The Convergence and Mainstreaming of Integrated Home Technologies for People with Disability
Department of Health Professions, Swinburne University, Hawthorn, Victoria 3122, Australia
School of Health and Wellbeing, The University of Southern Queensland, Ipswich, QLD 4305, Australia
Author to whom correspondence should be addressed.
Societies 2019, 9(4), 69; https://doi.org/10.3390/soc9040069
Received: 25 May 2019 / Revised: 19 July 2019 / Accepted: 1 October 2019 / Published: 14 October 2019
(This article belongs to the Special Issue Socio-technical Approaches for Assistive Technologies and People with Disabilities)
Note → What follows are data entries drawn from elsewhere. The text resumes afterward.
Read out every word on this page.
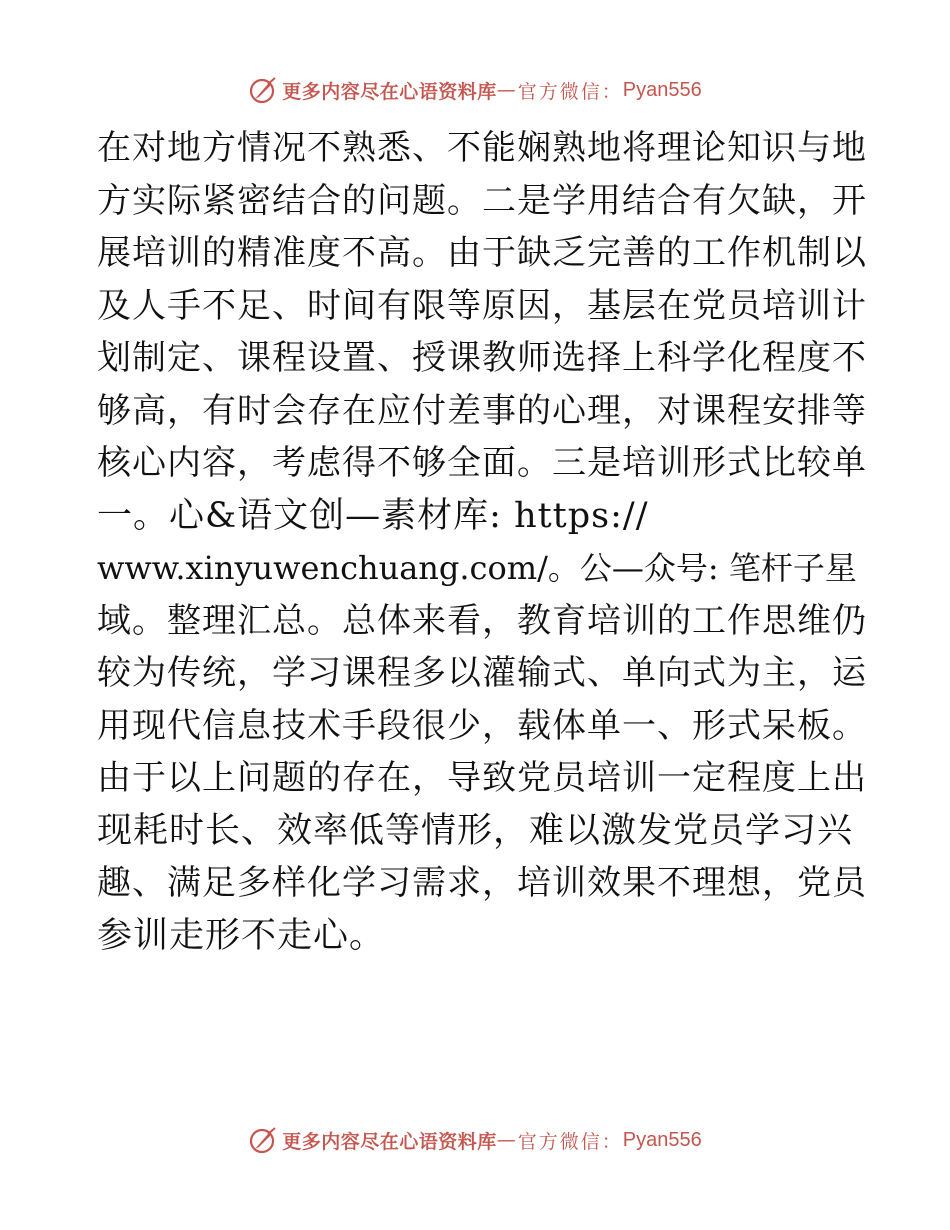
更多内容尽在心语资料库 — 官方微信： Pyan556
在对地方情况不熟悉、不能娴熟地将理论知识与地
方实际紧密结合的问题。二是学用结合有欠缺，开
展培训的精准度不高。由于缺乏完善的工作机制以
及人手不足、时间有限等原因，基层在党员培训计
划制定、课程设置、授课教师选择上科学化程度不
够高，有时会存在应付差事的心理，对课程安排等
核心内容，考虑得不够全面。三是培训形式比较单
一。心&语文创—素材库: https://
www.xinyuwenchuang.com/。公—众号: 笔杆子星
域。整理汇总。总体来看，教育培训的工作思维仍
较为传统，学习课程多以灌输式、单向式为主，运
用现代信息技术手段很少，载体单一、形式呆板。
由于以上问题的存在，导致党员培训一定程度上出
现耗时长、效率低等情形，难以激发党员学习兴
趣、满足多样化学习需求，培训效果不理想，党员
参训走形不走心。
更多内容尽在心语资料库 — 官方微信： Pyan556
If human rights begin in small places close to home, technologies that enable people with disability to access and control their home environments are an important human rights instrument. Smart homes exemplify recent advances in design, building construction, and integration of technologies within the built environment. They draw on multiple social and technical disciplines that share a broad vision but lack a common language, creating ambiguity and limiting the usefulness of the evidence base in determining optimal ways to integrate technologies and housing design to meet diverse needs. The convergence of mainstream and assistive technologies offers the potential of accessible and affordable strategies for inclusion, but also risks further exclusion of marginalized sections of the population. Coordination of efforts might accelerate translation of knowledge and diffusion of innovations into the practices of planning, designing, building, and sustaining housing that promotes independent living. This conceptual paper reviews the theoretical frameworks and terminology from fields of research involved in the design and use of technologies in the home environment to enable people with disability and older people. It considers approaches to design and interventions that could inform policies and practices as well as further research and development activities.